The reference is to Amir Taheri, the guy behind the recent propaganda yarn that Iran had passed a law to make Jews wear identifying insignia. From Greg Sargent at
The Horse's Mouth:
Meanwhile, Amir Taheri, the fellow who penned one of the original stories, has posted a press release on the site of his rep Benador Associates that is anything but a mea culpa. Taheri seems to be standing by the story, though he concedes that his "column was used as the basis for a number of reports that somehow jumped the gun." He doesn't address the small problem that the law appears to have made no mention of religious minorities, only saying that his "sources" are telling him that the ideas of special markers for followers of Judaism, Christianity and Zoroastrianism are "being discussed," though we're not told by whom.
Obviously, Taheri still hopes to convince the gullible that his fiction is factual.
Here is the web page for
Benador.

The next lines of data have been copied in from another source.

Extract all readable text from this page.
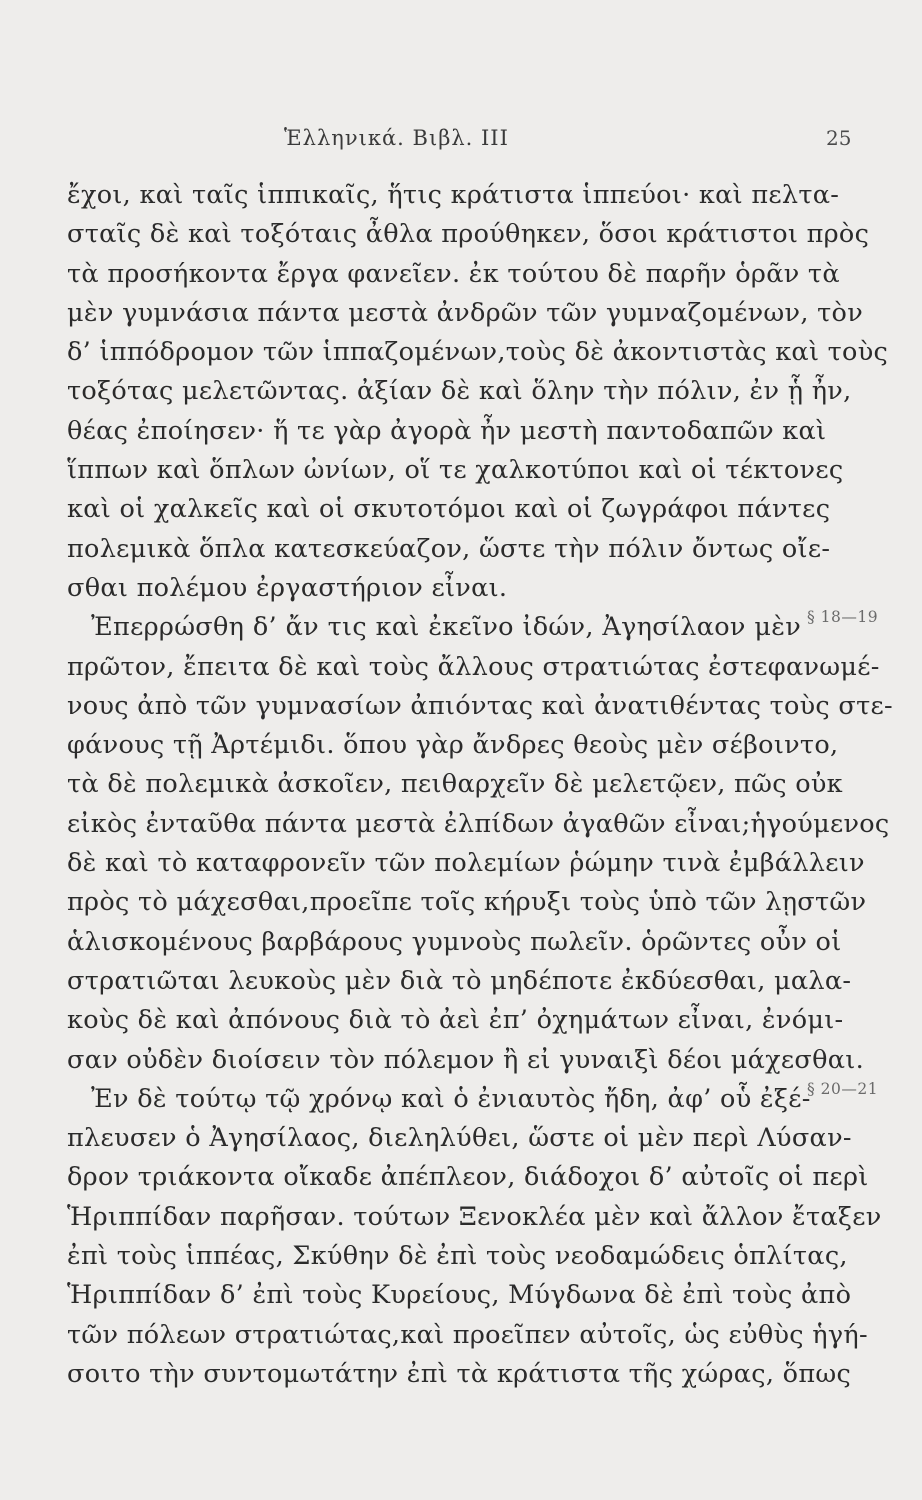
Ἑλληνικά. Βιβλ. III	25
ἔχοι, καὶ ταῖς ἱππικαῖς, ἥτις κράτιστα ἱππεύοι· καὶ πελτα-
σταῖς δὲ καὶ τοξόταις ἆθλα προύθηκεν, ὅσοι κράτιστοι πρὸς
τὰ προσήκοντα ἔργα φανεῖεν. ἐκ τούτου δὲ παρῆν ὁρᾶν τὰ
μὲν γυμνάσια πάντα μεστὰ ἀνδρῶν τῶν γυμναζομένων, τὸν
δ’ ἱππόδρομον τῶν ἱππαζομένων,τοὺς δὲ ἀκοντιστὰς καὶ τοὺς
τοξότας μελετῶντας. ἀξίαν δὲ καὶ ὅλην τὴν πόλιν, ἐν ᾗ ἦν,
θέας ἐποίησεν· ἥ τε γὰρ ἀγορὰ ἦν μεστὴ παντοδαπῶν καὶ
ἵππων καὶ ὅπλων ὠνίων, οἵ τε χαλκοτύποι καὶ οἱ τέκτονες
καὶ οἱ χαλκεῖς καὶ οἱ σκυτοτόμοι καὶ οἱ ζωγράφοι πάντες
πολεμικὰ ὅπλα κατεσκεύαζον, ὥστε τὴν πόλιν ὄντως οἴε-
σθαι πολέμου ἐργαστήριον εἶναι.
Ἐπερρώσθη δ’ ἄν τις καὶ ἐκεῖνο ἰδών, Ἀγησίλαον μὲν
πρῶτον, ἔπειτα δὲ καὶ τοὺς ἄλλους στρατιώτας ἐστεφανωμέ-
νους ἀπὸ τῶν γυμνασίων ἀπιόντας καὶ ἀνατιθέντας τοὺς στε-
φάνους τῇ Ἀρτέμιδι. ὅπου γὰρ ἄνδρες θεοὺς μὲν σέβοιντο,
τὰ δὲ πολεμικὰ ἀσκοῖεν, πειθαρχεῖν δὲ μελετῷεν, πῶς οὐκ
εἰκὸς ἐνταῦθα πάντα μεστὰ ἐλπίδων ἀγαθῶν εἶναι;ἡγούμενος
δὲ καὶ τὸ καταφρονεῖν τῶν πολεμίων ῥώμην τινὰ ἐμβάλλειν
πρὸς τὸ μάχεσθαι,προεῖπε τοῖς κήρυξι τοὺς ὑπὸ τῶν λῃστῶν
ἁλισκομένους βαρβάρους γυμνοὺς πωλεῖν. ὁρῶντες οὖν οἱ
στρατιῶται λευκοὺς μὲν διὰ τὸ μηδέποτε ἐκδύεσθαι, μαλα-
κοὺς δὲ καὶ ἀπόνους διὰ τὸ ἀεὶ ἐπ’ ὀχημάτων εἶναι, ἐνόμι-
σαν οὐδὲν διοίσειν τὸν πόλεμον ἢ εἰ γυναιξὶ δέοι μάχεσθαι.
Ἐν δὲ τούτῳ τῷ χρόνῳ καὶ ὁ ἐνιαυτὸς ἤδη, ἀφ’ οὗ ἐξέ-
πλευσεν ὁ Ἀγησίλαος, διεληλύθει, ὥστε οἱ μὲν περὶ Λύσαν-
δρον τριάκοντα οἴκαδε ἀπέπλεον, διάδοχοι δ’ αὐτοῖς οἱ περὶ
Ἡριππίδαν παρῆσαν. τούτων Ξενοκλέα μὲν καὶ ἄλλον ἔταξεν
ἐπὶ τοὺς ἱππέας, Σκύθην δὲ ἐπὶ τοὺς νεοδαμώδεις ὁπλίτας,
Ἡριππίδαν δ’ ἐπὶ τοὺς Κυρείους, Μύγδωνα δὲ ἐπὶ τοὺς ἀπὸ
τῶν πόλεων στρατιώτας,καὶ προεῖπεν αὐτοῖς, ὡς εὐθὺς ἡγή-
σοιτο τὴν συντομωτάτην ἐπὶ τὰ κράτιστα τῆς χώρας, ὅπως
§ 18—19
§ 20—21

And here is a very revealing quote about Benador from the Asia Times of
August 15, 2003 :
When historians look back on the United States war in Iraq, they will almost certainly be struck by how a small group of mainly neo-conservative analysts and activists outside the administration were able to shape the US media debate in ways that made the drive to war so much easier than it might have been… But historians would be negligent if they ignored the day-to-day work of one person who, as much as anyone outside the administration, made their media ubiquity possible. Meet Eleana Benador, the Peruvian-born publicist for Perle, Woolsey, Michael Ledeen, Frank Gaffney and a dozen other prominent neo-conservatives whose hawkish opinions proved very hard to avoid for anyone who watched news talk shows or read the op-ed pages of major newspapers over the past 20 months.
More:
New York-based Benador Associates is less than two years old, but has a star-studded client roster of 38 people, most of them Middle East specialists. Benador estimates that she arranges for her clients each week between 15 and 30 interviews on US and foreign television. In the same period, she places an average of about five op-eds by them in the most influential newspapers, such as the Times, the Post, the Wall Street Journal and the Los Angeles Times.

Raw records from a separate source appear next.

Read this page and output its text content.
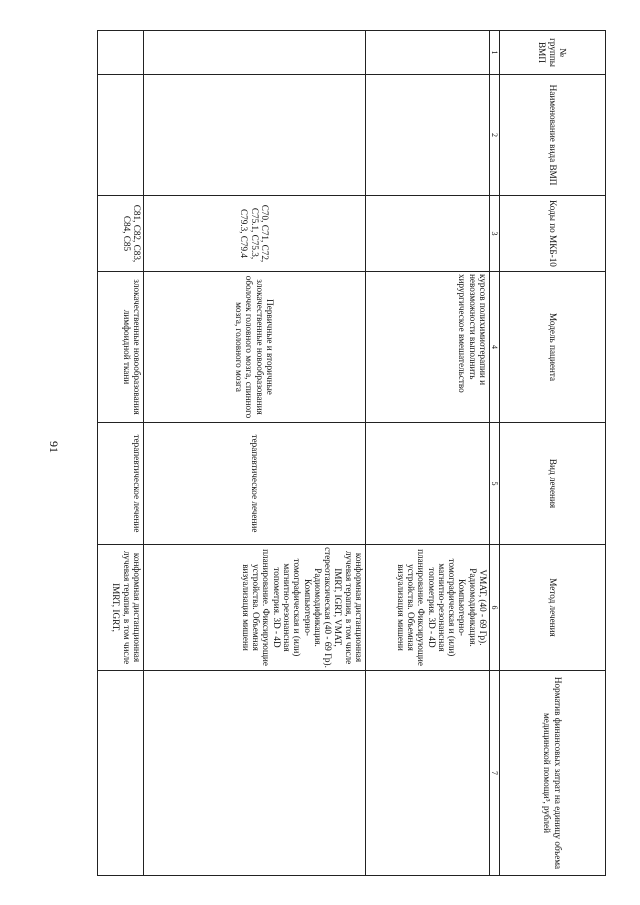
91
№ группы ВМП	Наименование вида ВМП	Коды по МКБ-10	Модель пациента	Вид лечения	Метод лечения	Норматив финансовых затрат на единицу объема медицинской помощи³, рублей
1	2	3	4	5	6	7
			курсов полихимиотерапии и невозможности выполнить хирургическое вмешательство		VMAT, (40 - 69 Гр). Радиомодификация. Компьютерно-томографическая и (или) магнитно-резонансная топометрия. 3D - 4D планирование. Фиксирующие устройства. Объемная визуализация мишени	
		C70, C71, C72, C75.1, C75.3, C79.3, C79.4	Первичные и вторичные злокачественные новообразования оболочек головного мозга, спинного мозга, головного мозга	терапевтическое лечение	конформная дистанционная лучевая терапия, в том числе IMRT, IGRT, VMAT, стереотаксическая (40 - 69 Гр). Радиомодификация. Компьютерно-томографическая и (или) магнитно-резонансная топометрия. 3D - 4D планирование. Фиксирующие устройства. Объемная визуализация мишени	
		C81, C82, C83, C84, C85	злокачественные новообразования лимфоидной ткани	терапевтическое лечение	конформная дистанционная лучевая терапия, в том числе IMRT, IGRT,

She acquired that kind of clout in
two years? Such things do not happen by accident. Hard work alone won't do the trick. This woman is
connected. I would bet that someone else -- some larger organization -- set up Benador.
Her husband, you may be intrigued to learn, is a Swiss art dealer. I don't yet know his name, but I feel fairly sure that he owned the Galerie Benador in Geneva. He may be
Emmanuel Benador, the Picasso expert. If that guess is correct, then perhaps Arianna Huffington -- who wrote a book about Picasso -- can tell us more about the Benadors.
I wonder if Eleanor made her initial connections with neocon "parapoliticians" (if I may be allowed such a term) via her involvement in the art world?
Incidentally, another Benador-linked neocon is the well-known propagandist Laurie Mylroie, who co-wrote a book on Saddam Hussein with Judith Miller. Dr. Barry Rubin, the proprietor of the Middle East Review of International Affairs (often considered a MOSSAD front) is also in the Benador orbit.